We analyzed our protocol with respect to a recently published benchmark for PUF based protocols [8]. Our protocol is implemented using a weak PUF. The protocol requires \(n+1\) challenge-response pairs for n authentications. The total number of PUF responses depends on the anonymity needs of the application.

The protocol supports server authenticity, device authenticity, device privacy, and leakage resilience. It can use d-enrollments for a perfect privacy use-case and (\(\infty \))-enrollments without token anonymity. The system is noise-robust and modelling-robust. Mutual authentication provides both server and user authenticity. Moreover, since the protocol does not have an internal synchronization, it is not susceptible to DoS attacks. Our protocol enables token privacy and the security proof confirms leakage resilience.

6 Conclusion

We demonstrated the challenging path from the world of protocol theory to concrete software/hardware realization for the case of a privacy preserving authentication protocol. We observe that bringing all components of a protocol together in a single embodiment is a vital and important step to check its feasibility. Furthermore, the formal basis of the protocol is crucial to prevent cutting corners in the implementation.

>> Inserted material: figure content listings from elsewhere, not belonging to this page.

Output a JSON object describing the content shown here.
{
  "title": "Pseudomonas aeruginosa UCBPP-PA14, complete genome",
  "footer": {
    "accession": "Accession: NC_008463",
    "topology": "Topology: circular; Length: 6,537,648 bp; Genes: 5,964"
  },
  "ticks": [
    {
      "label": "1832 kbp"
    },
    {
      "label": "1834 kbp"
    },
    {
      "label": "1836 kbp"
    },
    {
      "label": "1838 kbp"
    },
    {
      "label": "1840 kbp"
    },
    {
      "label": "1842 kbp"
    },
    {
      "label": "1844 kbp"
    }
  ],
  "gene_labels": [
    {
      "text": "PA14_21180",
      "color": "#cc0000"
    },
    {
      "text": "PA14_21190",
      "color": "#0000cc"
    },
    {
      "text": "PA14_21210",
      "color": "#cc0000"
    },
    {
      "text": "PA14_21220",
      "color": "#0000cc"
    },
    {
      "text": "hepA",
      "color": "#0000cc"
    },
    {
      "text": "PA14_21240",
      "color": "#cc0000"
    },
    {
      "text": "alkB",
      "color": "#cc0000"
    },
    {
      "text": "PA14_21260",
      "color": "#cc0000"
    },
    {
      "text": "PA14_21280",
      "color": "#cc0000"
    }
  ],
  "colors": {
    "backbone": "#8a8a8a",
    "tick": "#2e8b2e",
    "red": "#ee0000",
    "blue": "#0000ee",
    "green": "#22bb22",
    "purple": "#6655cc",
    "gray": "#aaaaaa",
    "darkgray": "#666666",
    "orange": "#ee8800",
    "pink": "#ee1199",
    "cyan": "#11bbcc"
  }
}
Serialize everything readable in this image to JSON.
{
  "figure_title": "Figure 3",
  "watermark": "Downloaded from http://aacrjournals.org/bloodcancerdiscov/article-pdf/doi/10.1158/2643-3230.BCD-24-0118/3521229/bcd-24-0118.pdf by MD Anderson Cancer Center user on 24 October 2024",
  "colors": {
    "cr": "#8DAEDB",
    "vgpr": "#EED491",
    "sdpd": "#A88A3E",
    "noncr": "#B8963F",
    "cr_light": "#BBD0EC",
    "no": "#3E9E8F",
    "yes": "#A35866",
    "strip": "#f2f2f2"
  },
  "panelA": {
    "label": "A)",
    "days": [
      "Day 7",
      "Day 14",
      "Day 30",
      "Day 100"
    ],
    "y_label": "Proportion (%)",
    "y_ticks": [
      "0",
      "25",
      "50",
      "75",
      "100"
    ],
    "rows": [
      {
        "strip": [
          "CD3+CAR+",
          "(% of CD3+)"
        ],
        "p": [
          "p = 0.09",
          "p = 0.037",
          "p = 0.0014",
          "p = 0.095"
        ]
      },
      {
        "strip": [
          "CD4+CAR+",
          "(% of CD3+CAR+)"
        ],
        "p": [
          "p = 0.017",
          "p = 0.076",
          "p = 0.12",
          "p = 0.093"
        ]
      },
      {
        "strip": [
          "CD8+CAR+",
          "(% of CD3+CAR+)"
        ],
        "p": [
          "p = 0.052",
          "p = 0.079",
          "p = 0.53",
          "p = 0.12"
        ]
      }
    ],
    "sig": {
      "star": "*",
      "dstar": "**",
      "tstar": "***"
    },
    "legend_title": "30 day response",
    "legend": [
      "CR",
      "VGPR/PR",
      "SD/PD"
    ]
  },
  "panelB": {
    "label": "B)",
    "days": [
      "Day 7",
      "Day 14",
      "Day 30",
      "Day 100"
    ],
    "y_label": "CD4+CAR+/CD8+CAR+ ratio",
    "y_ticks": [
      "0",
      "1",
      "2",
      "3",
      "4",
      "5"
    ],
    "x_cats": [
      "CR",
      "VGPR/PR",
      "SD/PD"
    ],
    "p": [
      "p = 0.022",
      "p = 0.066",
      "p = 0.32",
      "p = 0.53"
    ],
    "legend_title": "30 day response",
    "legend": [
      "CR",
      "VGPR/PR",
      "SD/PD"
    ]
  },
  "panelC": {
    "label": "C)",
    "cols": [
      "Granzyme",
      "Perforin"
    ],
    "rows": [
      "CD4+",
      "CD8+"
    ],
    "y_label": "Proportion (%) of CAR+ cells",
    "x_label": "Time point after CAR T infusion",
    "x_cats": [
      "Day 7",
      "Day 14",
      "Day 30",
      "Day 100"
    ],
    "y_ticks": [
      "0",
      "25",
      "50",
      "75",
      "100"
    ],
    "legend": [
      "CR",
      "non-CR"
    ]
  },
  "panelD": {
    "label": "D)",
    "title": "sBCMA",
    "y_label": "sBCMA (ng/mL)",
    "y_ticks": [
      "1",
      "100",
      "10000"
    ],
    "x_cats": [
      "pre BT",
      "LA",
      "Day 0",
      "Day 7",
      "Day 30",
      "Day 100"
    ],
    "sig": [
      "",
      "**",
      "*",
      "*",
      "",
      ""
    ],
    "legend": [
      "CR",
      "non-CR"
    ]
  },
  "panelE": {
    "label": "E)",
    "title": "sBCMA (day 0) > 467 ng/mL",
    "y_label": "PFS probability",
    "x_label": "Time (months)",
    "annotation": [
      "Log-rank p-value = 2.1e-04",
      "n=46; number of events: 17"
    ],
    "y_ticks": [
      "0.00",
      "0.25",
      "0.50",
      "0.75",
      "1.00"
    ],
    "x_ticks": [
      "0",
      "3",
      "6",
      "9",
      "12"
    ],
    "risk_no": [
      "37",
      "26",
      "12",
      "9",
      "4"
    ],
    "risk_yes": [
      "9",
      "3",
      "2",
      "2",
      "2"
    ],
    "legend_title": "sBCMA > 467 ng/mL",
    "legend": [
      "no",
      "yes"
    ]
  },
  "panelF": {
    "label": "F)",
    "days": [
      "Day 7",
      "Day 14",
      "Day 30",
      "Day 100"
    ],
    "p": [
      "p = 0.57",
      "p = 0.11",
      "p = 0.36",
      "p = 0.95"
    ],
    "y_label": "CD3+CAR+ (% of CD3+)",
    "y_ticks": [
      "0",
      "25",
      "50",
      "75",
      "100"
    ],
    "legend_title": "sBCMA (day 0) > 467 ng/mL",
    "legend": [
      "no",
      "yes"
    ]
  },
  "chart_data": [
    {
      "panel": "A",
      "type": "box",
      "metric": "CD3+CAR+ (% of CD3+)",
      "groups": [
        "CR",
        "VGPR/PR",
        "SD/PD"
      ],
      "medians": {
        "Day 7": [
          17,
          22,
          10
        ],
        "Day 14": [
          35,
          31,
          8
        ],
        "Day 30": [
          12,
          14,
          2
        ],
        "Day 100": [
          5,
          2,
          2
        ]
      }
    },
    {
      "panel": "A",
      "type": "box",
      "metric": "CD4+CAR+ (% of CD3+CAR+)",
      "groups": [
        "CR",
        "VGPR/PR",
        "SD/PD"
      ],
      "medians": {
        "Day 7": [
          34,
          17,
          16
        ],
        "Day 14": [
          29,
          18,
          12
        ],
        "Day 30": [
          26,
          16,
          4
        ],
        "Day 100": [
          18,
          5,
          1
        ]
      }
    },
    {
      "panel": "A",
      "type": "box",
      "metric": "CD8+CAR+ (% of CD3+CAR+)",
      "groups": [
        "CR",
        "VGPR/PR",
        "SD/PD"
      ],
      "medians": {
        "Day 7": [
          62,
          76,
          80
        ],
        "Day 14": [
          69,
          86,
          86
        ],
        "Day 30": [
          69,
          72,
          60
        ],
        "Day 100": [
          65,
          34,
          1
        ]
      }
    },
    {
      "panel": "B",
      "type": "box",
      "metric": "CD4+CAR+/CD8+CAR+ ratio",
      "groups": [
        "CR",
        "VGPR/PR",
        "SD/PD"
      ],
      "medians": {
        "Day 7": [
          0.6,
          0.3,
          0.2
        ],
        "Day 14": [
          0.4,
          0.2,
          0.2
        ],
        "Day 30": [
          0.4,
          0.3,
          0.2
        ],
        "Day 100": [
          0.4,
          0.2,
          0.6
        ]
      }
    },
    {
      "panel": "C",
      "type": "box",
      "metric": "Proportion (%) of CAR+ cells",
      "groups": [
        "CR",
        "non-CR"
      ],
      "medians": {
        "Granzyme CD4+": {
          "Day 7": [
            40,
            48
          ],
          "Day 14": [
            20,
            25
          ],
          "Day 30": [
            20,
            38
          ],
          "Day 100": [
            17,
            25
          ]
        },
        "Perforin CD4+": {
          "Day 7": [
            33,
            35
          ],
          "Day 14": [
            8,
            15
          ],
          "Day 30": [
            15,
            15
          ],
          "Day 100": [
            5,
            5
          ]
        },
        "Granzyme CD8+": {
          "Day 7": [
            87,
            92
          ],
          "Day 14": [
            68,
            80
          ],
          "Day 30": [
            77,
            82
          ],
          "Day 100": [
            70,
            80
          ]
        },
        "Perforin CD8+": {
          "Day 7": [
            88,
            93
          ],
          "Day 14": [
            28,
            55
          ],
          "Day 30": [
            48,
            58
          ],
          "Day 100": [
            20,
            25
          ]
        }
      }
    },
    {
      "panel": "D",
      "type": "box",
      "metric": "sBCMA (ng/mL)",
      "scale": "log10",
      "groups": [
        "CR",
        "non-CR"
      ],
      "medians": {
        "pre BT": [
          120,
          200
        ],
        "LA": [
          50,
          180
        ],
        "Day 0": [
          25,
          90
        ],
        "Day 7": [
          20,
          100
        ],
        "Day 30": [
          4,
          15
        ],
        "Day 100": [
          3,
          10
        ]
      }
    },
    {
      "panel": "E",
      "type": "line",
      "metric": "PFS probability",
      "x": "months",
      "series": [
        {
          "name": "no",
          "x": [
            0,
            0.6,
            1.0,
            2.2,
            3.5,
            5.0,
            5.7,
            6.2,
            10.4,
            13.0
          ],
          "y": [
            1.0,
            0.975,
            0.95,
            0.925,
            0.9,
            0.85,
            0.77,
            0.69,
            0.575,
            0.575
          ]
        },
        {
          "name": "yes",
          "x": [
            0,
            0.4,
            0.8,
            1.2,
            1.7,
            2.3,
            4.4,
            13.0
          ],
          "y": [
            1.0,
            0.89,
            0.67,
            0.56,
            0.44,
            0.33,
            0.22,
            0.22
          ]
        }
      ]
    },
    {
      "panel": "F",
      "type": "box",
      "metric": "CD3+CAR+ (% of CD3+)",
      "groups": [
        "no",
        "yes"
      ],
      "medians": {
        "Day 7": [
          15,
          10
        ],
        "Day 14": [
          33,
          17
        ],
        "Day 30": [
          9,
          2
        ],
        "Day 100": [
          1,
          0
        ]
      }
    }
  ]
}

Even though we claim this work is the first demonstration of a PUF-based protocol with a formal basis, there is always room for improvement. First, the current implementation can be optimized at the architectural level, for throughput, area, or power [2]. Second, new components and algorithms, such as novel PUF architectures [17] or novel coding techniques [16], may enable us to revisit steps within the protocol itself.